Don't come home a failure.
— Ty Cobb
To get along with me, don't increase my tension.
The great American game should be an unrelenting war of nerves.
Speed is a great asset; but it's greater when it's combined with quickness - and there's a big difference.
I have observed that baseball is not unlike a war, and when you come right down to it, we batters are the heavy artillery.
Baseball is a red-blooded sport for red-blooded men. It's no pink tea, and mollycoddles had better stay out. It's a struggle for supremacy, a survival of the fittest.
I never could stand losing. Second place didn't interest me. I had a fire in my belly.
The way those clubs shift against Ted Williams, I can't understand how he can be so stupid not to accept the challenge to him and hit to left field.
The crowd makes the ballgame.
I regret to this day that I never went to college. I feel I should have been a doctor.
Every great batter works on the theory that the pitcher is more afraid of him than he is of the pitcher.
I had to fight all my life to survive. They were all against me... but I beat the bastards and left them in the ditch.
When I began playing the game, baseball was about as gentlemanly as a kick in the crotch.

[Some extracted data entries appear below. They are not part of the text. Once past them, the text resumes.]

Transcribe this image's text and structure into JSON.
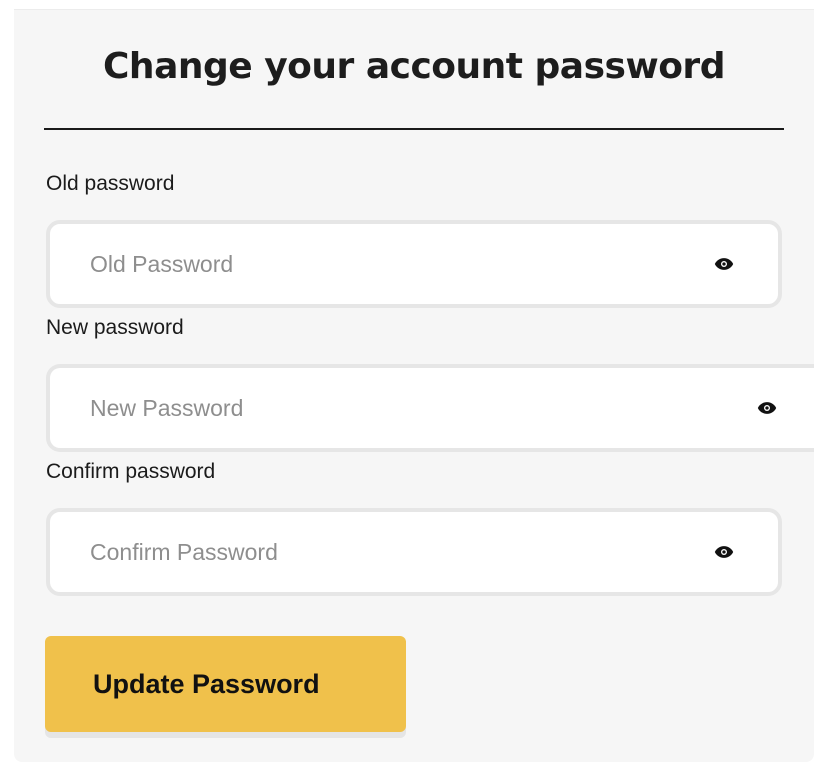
{
  "form": {
    "title": "Change your account password",
    "old_password": {
      "label": "Old password",
      "placeholder": "Old Password",
      "value": ""
    },
    "new_password": {
      "label": "New password",
      "placeholder": "New Password",
      "value": ""
    },
    "confirm_password": {
      "label": "Confirm password",
      "placeholder": "Confirm Password",
      "value": ""
    },
    "submit_label": "Update Password",
    "icons": {
      "toggle_visibility": "eye-icon"
    },
    "colors": {
      "accent": "#f0c14b",
      "card_bg": "#f6f6f6",
      "field_border": "#e6e6e6"
    }
  }
}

The great trouble with baseball today is that most of the players are in the game for the money and that's it, not for the love of it, the excitement of it, the thrill of it.
The base paths belonged to me, the runner. The rules gave me the right. I always went into a bag full speed, feet first. I had sharp spikes on my shoes. If the baseman stood where he had no business to be and got hurt, that was his fault.
I may have been fierce, but never low or underhand.
Baseball was one-hundred percent of my life.